About that time the FDA reached out to Roche and competitors to see if a test could be developed to screen for Zika.
The cobas Zika test was approved under an investigational new drug application on March 30, 2016, and although initially used to test blood samples in Puerto Rico, testing was expanded to include donor blood from all over the country.
Screening was conducted by individual donation testing, with all initial reactive results repeated in duplicate. Supplemental testing was also done, and included an alternative NAT (AltNAT) assay which was considered to be less sensitive than cobas Zika and serology testing for anti-Zika IgM and IgG. A donor confirmed Zika confirmed positive if at least one replicate of the repeat testing by cobas Zika was reactive on index donation or follow-up, reactive by AltNAT on the index donation, or positive for anti-Zika IgM on index or follow-up.
Screening was conducted at 12 testing labs in the United States, and more than 4 million donations were screened and 27 positive donations were confirmed. Overall, that amounted to less than 1 in 100,000.
“For donors in the U.S. with confirmed positive results, and for whom follow-up information is available, 84% of them report recent travel to Zika active areas,” noted Dr. Pate.
For Puerto Rico, 111,842 blood donations were screened and there were 356 confirmed positive results. The incidence is much higher than in United States, and was 1.27% during peak incidence in July 2016.
A third paper (C12-A01C), also reported on testing the blood supply in Singapore, which had reported its first locally transmitted Zika case last August, using the investigational Procleix ZIKV nucleic acid technology (NAT) assay.

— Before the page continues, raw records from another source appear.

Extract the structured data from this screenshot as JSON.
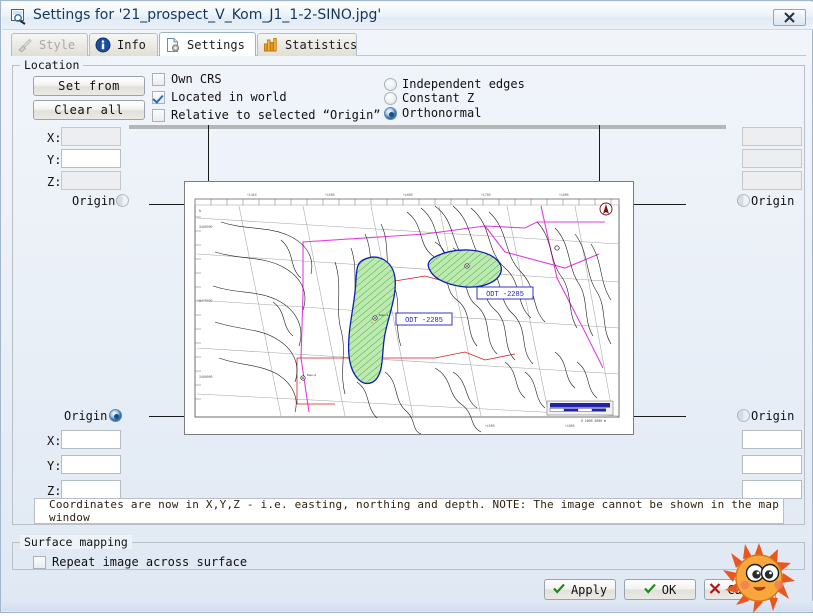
{
  "window": {
    "title": "Settings for '21_prospect_V_Kom_J1_1-2-SINO.jpg'",
    "title_icon": "image-settings-icon",
    "close_label": "✖"
  },
  "tabs": [
    {
      "label": "Style",
      "icon": "brush-icon",
      "state": "disabled"
    },
    {
      "label": "Info",
      "icon": "info-icon",
      "state": "enabled"
    },
    {
      "label": "Settings",
      "icon": "settings-page-icon",
      "state": "active"
    },
    {
      "label": "Statistics",
      "icon": "bar-chart-icon",
      "state": "enabled"
    }
  ],
  "location": {
    "group_label": "Location",
    "buttons": {
      "set_from": "Set from",
      "clear_all": "Clear all"
    },
    "checkboxes": [
      {
        "label": "Own CRS",
        "checked": false
      },
      {
        "label": "Located in world",
        "checked": true
      },
      {
        "label": "Relative to selected “Origin”",
        "checked": false
      }
    ],
    "radios": [
      {
        "label": "Independent edges",
        "selected": false
      },
      {
        "label": "Constant Z",
        "selected": false
      },
      {
        "label": "Orthonormal",
        "selected": true
      }
    ],
    "corner_labels": {
      "x": "X:",
      "y": "Y:",
      "z": "Z:",
      "origin": "Origin"
    },
    "corners": [
      {
        "name": "top-left",
        "x": "",
        "y": "",
        "z": "",
        "origin_selected": false,
        "x_enabled": false,
        "y_enabled": true,
        "z_enabled": false
      },
      {
        "name": "top-right",
        "x": "",
        "y": "",
        "z": "",
        "origin_selected": false,
        "x_enabled": false,
        "y_enabled": false,
        "z_enabled": false
      },
      {
        "name": "bottom-left",
        "x": "",
        "y": "",
        "z": "",
        "origin_selected": true,
        "x_enabled": true,
        "y_enabled": true,
        "z_enabled": true
      },
      {
        "name": "bottom-right",
        "x": "",
        "y": "",
        "z": "",
        "origin_selected": false,
        "x_enabled": true,
        "y_enabled": true,
        "z_enabled": true
      }
    ],
    "message": "Coordinates are now in X,Y,Z - i.e. easting, northing and depth. NOTE: The image cannot be shown in the map window"
  },
  "surface_mapping": {
    "group_label": "Surface mapping",
    "repeat": {
      "label": "Repeat image across surface",
      "checked": false
    }
  },
  "footer": {
    "apply": "Apply",
    "ok": "OK",
    "cancel": "Cancel"
  },
  "map": {
    "annotations": [
      {
        "text": "ODT -2285"
      },
      {
        "text": "ODT -2285"
      }
    ],
    "north_arrow": "north-arrow-icon",
    "colors": {
      "contour": "#1c1c1c",
      "closure_outline": "#1020b0",
      "closure_fill": "#9fdc8e",
      "boundary": "#e23ce2",
      "fault": "#d02020",
      "grid": "#9b9b9b"
    }
  },
  "overlay": {
    "sun_emoji": "smiling-sun-sticker"
  }
}
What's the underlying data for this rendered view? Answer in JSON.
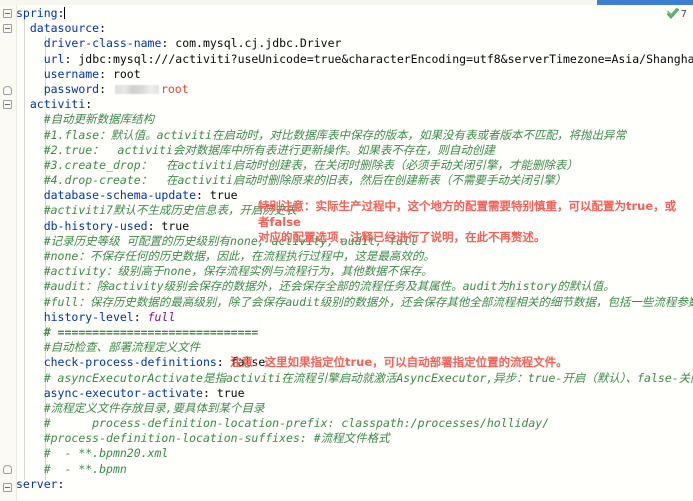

The presence of Zika virus in screened blood was also quite low, with an incidence of only 0.0032%. The Procleix ZIKV assay was found to suitable for screening for Zika infection in an asymptomatic population, as it showed good analytical sensitivity and clinical performance.
The Zika virus came to Singapore in May 2016, imported by an individual who had recently traveled to Brazil, said Sally Lam, laboratory director, Blood Services Group, Health Sciences Authority, Singapore.
“Then in August we had 41 confirmed local Zika virus cases,” she said.
In 2016, there were 458 clinical Zika cases reported, with 8 clusters identified. This year, 63 cases have been reported to date, she said.
Mandatory Zika virus screening in donor blood with ID-NAT began after the onset of local outbreaks, and was implemented in January 2017. A total of 126,906 blood donations were screened.
Researchers in Singapore assessed the performance of the Procleix ZIKV NAT assay for universal blood donation screening. They screened all blood that was donated, beginning Oct. 1, 2016, a confirmed case was defined as having Zika RNA by PCR and/or Zika antibodies. Analytical sensitivity was assessed by use of 300 blinded frozen samples containing Zika virus and 25 negative controls. The performance of the Procleix ZIKV assay was also evaluated by use of samples from the local patient population.
Of four confirmed positive cases, only one was available for follow-up. “In the index donation, the viral load was quite high in the plasma but at 10 days, it was reduced to about 400 copies/mL in the plasma,” said Ms. Lam. “The donor did not develop any symptoms.”
The analytical sensitivity for the Procleix ZIKV assay was determined to be 2.1 copies/mL at 50% LOD and 10.0 copies/mL at 95% LOD, and it detected RNA in six out of nine patient samples for an 85.7% agreement with reference material, according to the researchers.